February 06, 2019 at 08:00 pm
Ray S. Eñano
Electricity rates so far are displaying a less erratic behavior but they could act up if power generators and sources do not manage well their so-called maintenance shutdown.
Electricity consumers had a respite in January when the rates of Manila Electric Co. decreased to P9.8385 per kWh from P10.1803 per kWh in December. The downward adjustment of P0.3418 per kWh translated into savings of around P68 in the total monthly bill of a typical household consuming 200 kWh.
A lower generation charge from power producers contributed significantly to the lower electricity bill. From P5.3303 per kWh in December, the generation charge for January declined to P4.9119 per kWh, or a decrease of P0.4184 per kWh.

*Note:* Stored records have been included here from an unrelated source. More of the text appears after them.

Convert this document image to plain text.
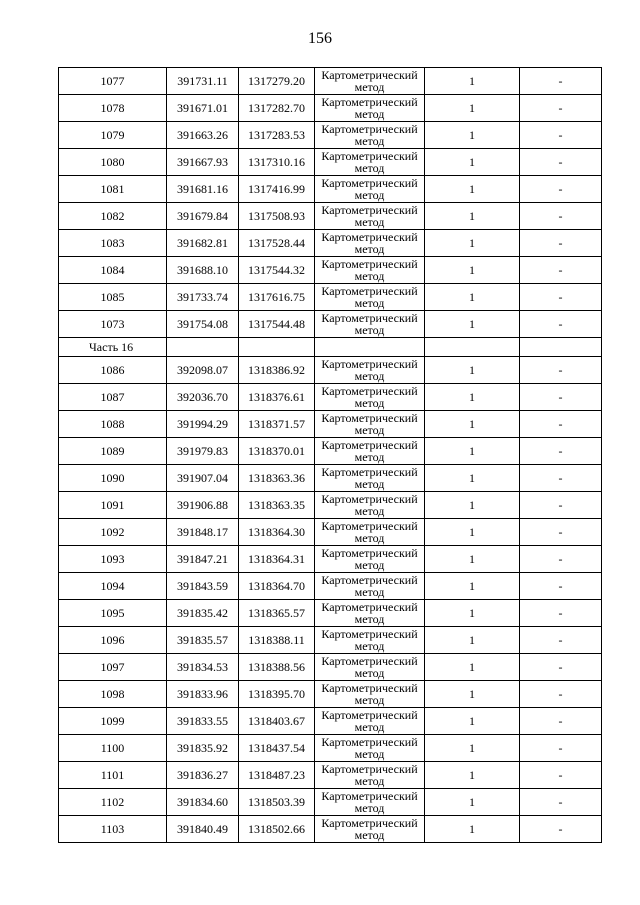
156
1077	391731.11	1317279.20	Картометрический метод	1	-
1078	391671.01	1317282.70	Картометрический метод	1	-
1079	391663.26	1317283.53	Картометрический метод	1	-
1080	391667.93	1317310.16	Картометрический метод	1	-
1081	391681.16	1317416.99	Картометрический метод	1	-
1082	391679.84	1317508.93	Картометрический метод	1	-
1083	391682.81	1317528.44	Картометрический метод	1	-
1084	391688.10	1317544.32	Картометрический метод	1	-
1085	391733.74	1317616.75	Картометрический метод	1	-
1073	391754.08	1317544.48	Картометрический метод	1	-
Часть 16					
1086	392098.07	1318386.92	Картометрический метод	1	-
1087	392036.70	1318376.61	Картометрический метод	1	-
1088	391994.29	1318371.57	Картометрический метод	1	-
1089	391979.83	1318370.01	Картометрический метод	1	-
1090	391907.04	1318363.36	Картометрический метод	1	-
1091	391906.88	1318363.35	Картометрический метод	1	-
1092	391848.17	1318364.30	Картометрический метод	1	-
1093	391847.21	1318364.31	Картометрический метод	1	-
1094	391843.59	1318364.70	Картометрический метод	1	-
1095	391835.42	1318365.57	Картометрический метод	1	-
1096	391835.57	1318388.11	Картометрический метод	1	-
1097	391834.53	1318388.56	Картометрический метод	1	-
1098	391833.96	1318395.70	Картометрический метод	1	-
1099	391833.55	1318403.67	Картометрический метод	1	-
1100	391835.92	1318437.54	Картометрический метод	1	-
1101	391836.27	1318487.23	Картометрический метод	1	-
1102	391834.60	1318503.39	Картометрический метод	1	-
1103	391840.49	1318502.66	Картометрический метод	1	-
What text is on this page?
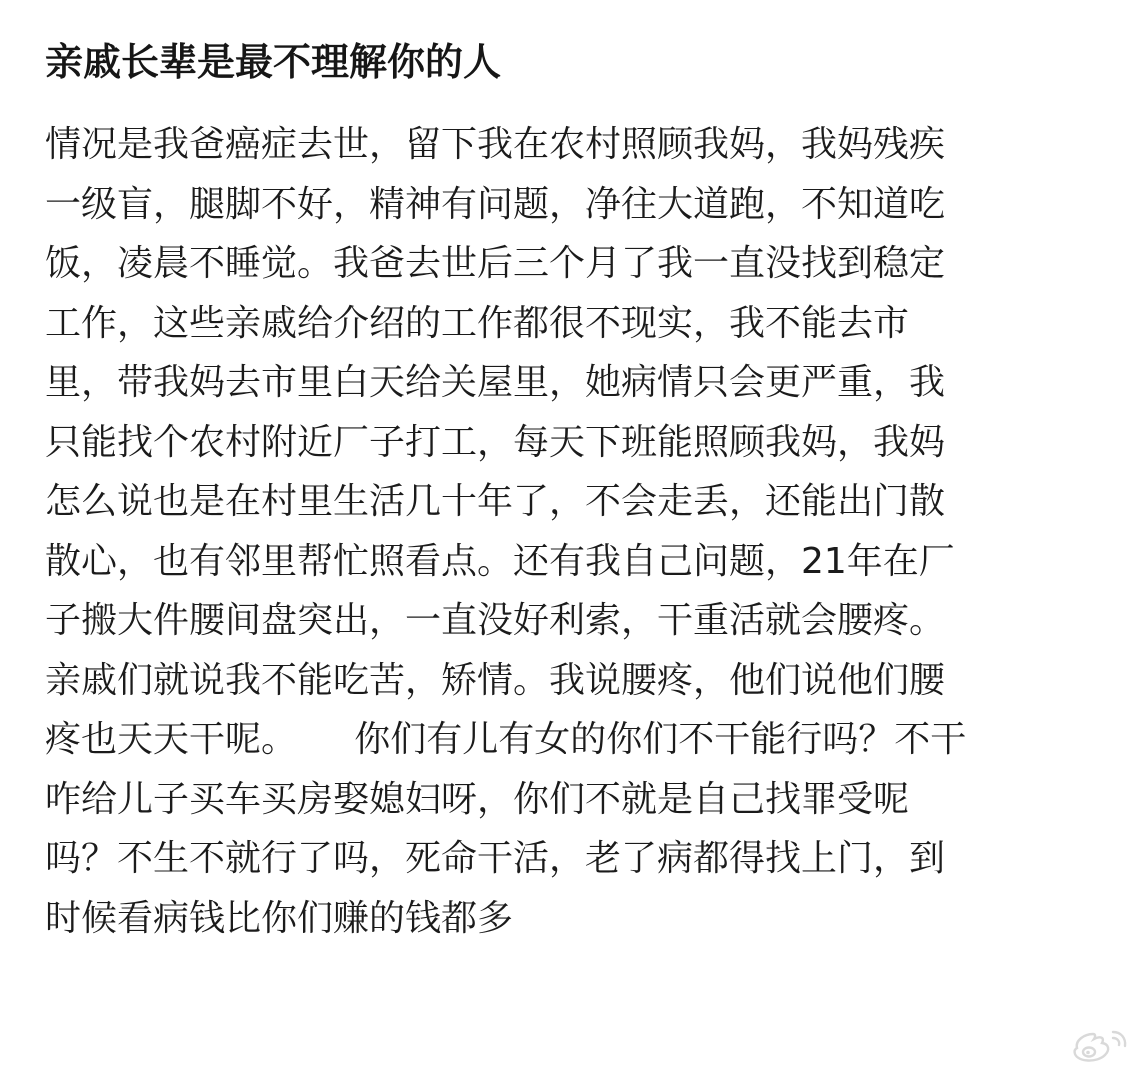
亲戚长辈是最不理解你的人
情况是我爸癌症去世，留下我在农村照顾我妈，我妈残疾
一级盲，腿脚不好，精神有问题，净往大道跑，不知道吃
饭，凌晨不睡觉。我爸去世后三个月了我一直没找到稳定
工作，这些亲戚给介绍的工作都很不现实，我不能去市
里，带我妈去市里白天给关屋里，她病情只会更严重，我
只能找个农村附近厂子打工，每天下班能照顾我妈，我妈
怎么说也是在村里生活几十年了，不会走丢，还能出门散
散心，也有邻里帮忙照看点。还有我自己问题，21年在厂
子搬大件腰间盘突出，一直没好利索，干重活就会腰疼。
亲戚们就说我不能吃苦，矫情。我说腰疼，他们说他们腰
疼也天天干呢。     你们有儿有女的你们不干能行吗？不干
咋给儿子买车买房娶媳妇呀，你们不就是自己找罪受呢
吗？不生不就行了吗，死命干活，老了病都得找上门，到
时候看病钱比你们赚的钱都多
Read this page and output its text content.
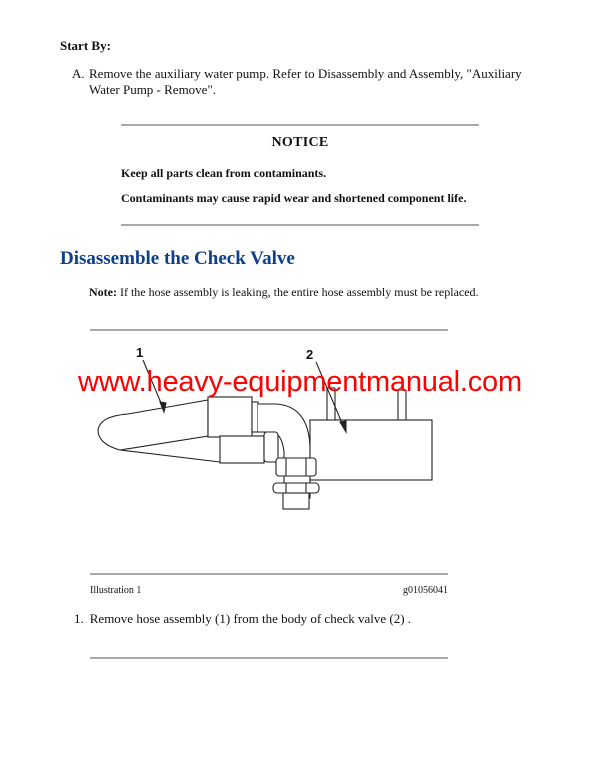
Start By:
A. Remove the auxiliary water pump. Refer to Disassembly and Assembly, "Auxiliary Water Pump - Remove".
NOTICE
Keep all parts clean from contaminants.
Contaminants may cause rapid wear and shortened component life.
Disassemble the Check Valve
Note: If the hose assembly is leaking, the entire hose assembly must be replaced.
1	2
www.heavy-equipmentmanual.com
Illustration 1	g01056041
1. Remove hose assembly (1) from the body of check valve (2) .
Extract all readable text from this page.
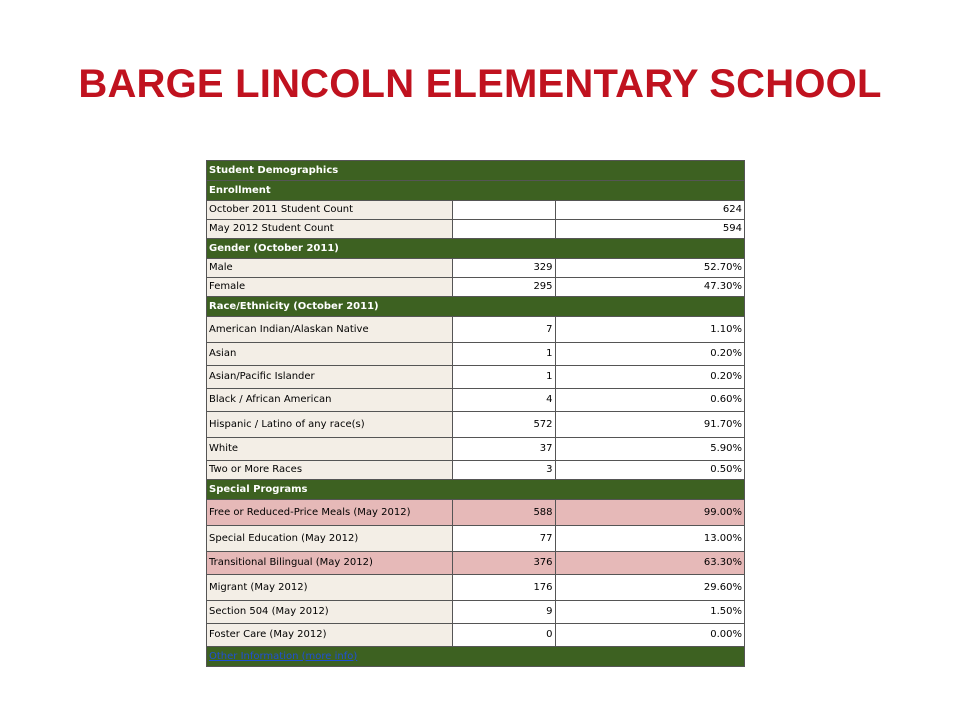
BARGE LINCOLN ELEMENTARY SCHOOL
Student Demographics		
Enrollment		
October 2011 Student Count		624
May 2012 Student Count		594
Gender (October 2011)		
Male	329	52.70%
Female	295	47.30%
Race/Ethnicity (October 2011)		
American Indian/Alaskan Native	7	1.10%
Asian	1	0.20%
Asian/Pacific Islander	1	0.20%
Black / African American	4	0.60%
Hispanic / Latino of any race(s)	572	91.70%
White	37	5.90%
Two or More Races	3	0.50%
Special Programs		
Free or Reduced-Price Meals (May 2012)	588	99.00%
Special Education (May 2012)	77	13.00%
Transitional Bilingual (May 2012)	376	63.30%
Migrant (May 2012)	176	29.60%
Section 504 (May 2012)	9	1.50%
Foster Care (May 2012)	0	0.00%
Other Information (more info)		
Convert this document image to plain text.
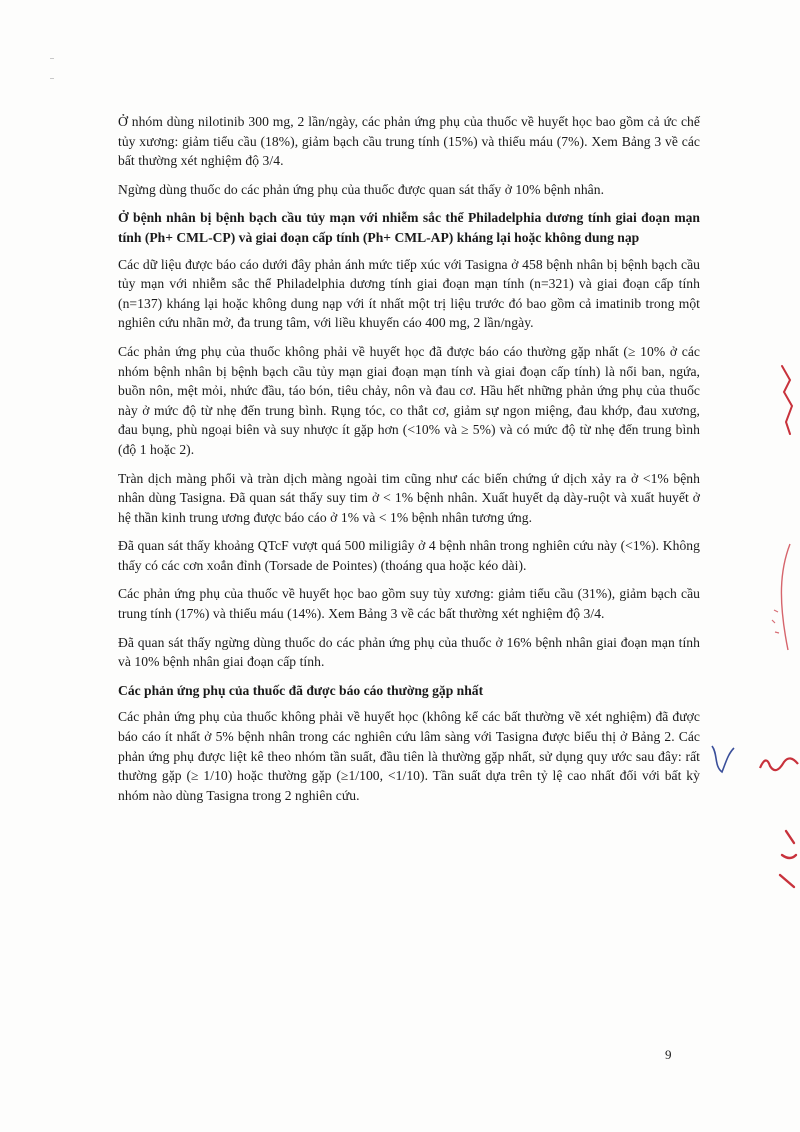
Ở nhóm dùng nilotinib 300 mg, 2 lần/ngày, các phản ứng phụ của thuốc về huyết học bao gồm cả ức chế tủy xương: giảm tiểu cầu (18%), giảm bạch cầu trung tính (15%) và thiếu máu (7%). Xem Bảng 3 về các bất thường xét nghiệm độ 3/4.

Ngừng dùng thuốc do các phản ứng phụ của thuốc được quan sát thấy ở 10% bệnh nhân.

Ở bệnh nhân bị bệnh bạch cầu tủy mạn với nhiễm sắc thể Philadelphia dương tính giai đoạn mạn tính (Ph+ CML-CP) và giai đoạn cấp tính (Ph+ CML-AP) kháng lại hoặc không dung nạp

Các dữ liệu được báo cáo dưới đây phản ánh mức tiếp xúc với Tasigna ở 458 bệnh nhân bị bệnh bạch cầu tủy mạn với nhiễm sắc thể Philadelphia dương tính giai đoạn mạn tính (n=321) và giai đoạn cấp tính (n=137) kháng lại hoặc không dung nạp với ít nhất một trị liệu trước đó bao gồm cả imatinib trong một nghiên cứu nhãn mở, đa trung tâm, với liều khuyến cáo 400 mg, 2 lần/ngày.

Các phản ứng phụ của thuốc không phải về huyết học đã được báo cáo thường gặp nhất (≥ 10% ở các nhóm bệnh nhân bị bệnh bạch cầu tủy mạn giai đoạn mạn tính và giai đoạn cấp tính) là nổi ban, ngứa, buồn nôn, mệt mỏi, nhức đầu, táo bón, tiêu chảy, nôn và đau cơ. Hầu hết những phản ứng phụ của thuốc này ở mức độ từ nhẹ đến trung bình. Rụng tóc, co thắt cơ, giảm sự ngon miệng, đau khớp, đau xương, đau bụng, phù ngoại biên và suy nhược ít gặp hơn (<10% và ≥ 5%) và có mức độ từ nhẹ đến trung bình (độ 1 hoặc 2).

Tràn dịch màng phổi và tràn dịch màng ngoài tim cũng như các biến chứng ứ dịch xảy ra ở <1% bệnh nhân dùng Tasigna. Đã quan sát thấy suy tim ở < 1% bệnh nhân. Xuất huyết dạ dày-ruột và xuất huyết ở hệ thần kinh trung ương được báo cáo ở 1% và < 1% bệnh nhân tương ứng.

Đã quan sát thấy khoảng QTcF vượt quá 500 miligiây ở 4 bệnh nhân trong nghiên cứu này (<1%). Không thấy có các cơn xoắn đỉnh (Torsade de Pointes) (thoáng qua hoặc kéo dài).

Các phản ứng phụ của thuốc về huyết học bao gồm suy tủy xương: giảm tiểu cầu (31%), giảm bạch cầu trung tính (17%) và thiếu máu (14%). Xem Bảng 3 về các bất thường xét nghiệm độ 3/4.

Đã quan sát thấy ngừng dùng thuốc do các phản ứng phụ của thuốc ở 16% bệnh nhân giai đoạn mạn tính và 10% bệnh nhân giai đoạn cấp tính.

Các phản ứng phụ của thuốc đã được báo cáo thường gặp nhất

Các phản ứng phụ của thuốc không phải về huyết học (không kể các bất thường về xét nghiệm) đã được báo cáo ít nhất ở 5% bệnh nhân trong các nghiên cứu lâm sàng với Tasigna được biểu thị ở Bảng 2. Các phản ứng phụ được liệt kê theo nhóm tần suất, đầu tiên là thường gặp nhất, sử dụng quy ước sau đây: rất thường gặp (≥ 1/10) hoặc thường gặp (≥1/100, <1/10). Tần suất dựa trên tỷ lệ cao nhất đối với bất kỳ nhóm nào dùng Tasigna trong 2 nghiên cứu.

9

The decrease is mainly the result of a P1.2293 per kWh reduction in the cost of power from Meralco’s power supply agreements, or PSAs. The share of PSAs to Meralco’s total requirement in January stood at 40 percent.
Electricity rates, however, fluctuate month by month and greatly depend on the supply of power or lack of it. Meralco customers, for instance, will face higher generation charges in February following the normalization of the “capacity fees” and higher outages in January.
“It will be higher than January. Similar to the past two or three years, after the generation charge reduction in January, there’s always normalization in February,” said Meralco head of utility economics Lawrence Fernandez.
Meralco’s power rates in January, according to him, declined because of the reduced capacity fees for the outage allowance from the power generators.
“If power plants do not use their outage allowance for the year, then by December they charge us lower or with no capacity fees, and that leads to the lower generation charge in January. Since we have a new calendar year starting January, then the capacity fees go back to normal and that will be reflected in the January generation charge,” Fernandez adds.
The Meralco official also noted that many power plants went on outage in the second half of January, resulting in higher prices in the Wholesale Electricity Spot Market.
“More than 3,300 MW [megawatts] of capacity went on outage, both forced outage and due to scheduled outages. We noticed that the spot market prices responded accordingly, meaning it went up. That might also affect the generation charge in February,” said Fernandez.
The scheduled maintenance shutdown of the Malampaya natural gas field in October this year, meanwhile, is worrisome. Malampaya supplies fuel to five natural gas power plants in Batangas province with a combined capacity of over 3,000 megawatts.
The Department of Energy this early is considering several measures to prevent price spikes during the expected shutdown of the Malampaya gas field in northwest Palawan. The maintenance schedule will affect the operations of the Sta. Rita, San Lorenzo, Ilijan, Avion and San Miguel natural gas power plants, all in Batangas.
Energy Secretary Alfonso Cusi wants to know as soon as possible the timeline of the shutdown so preparations can be made ahead.
“We don’t want to be unprepared. I want to know. What are (the) preparations, measures that will be undertaken (so) that there will be fuel for the plants that are dependent on them,” said the energy chief.
The Malampaya gas field shutdown, according to a source from the consortium operating the reservoir, would be “less than a week.” The Malampaya consortium is composed of Shell Philippines Exploration B.V., Chevron Malampaya LLC and state-owned PNOC Exploration Corp.
Meralco must prepare for the Malampaya shutdown to prevent spikes in electricity rates. Fernandez has conceded the electricity retailer would be looking for other sources of power during the shutdown.
Power rates historically increase at the WESM, the country’s trading floor of electricity, during the Malampaya shutdown because of the tightness in supply.
All stakeholders, according to Fernandez, will meet to ensure there is adequate supply and minimal impact on consumers.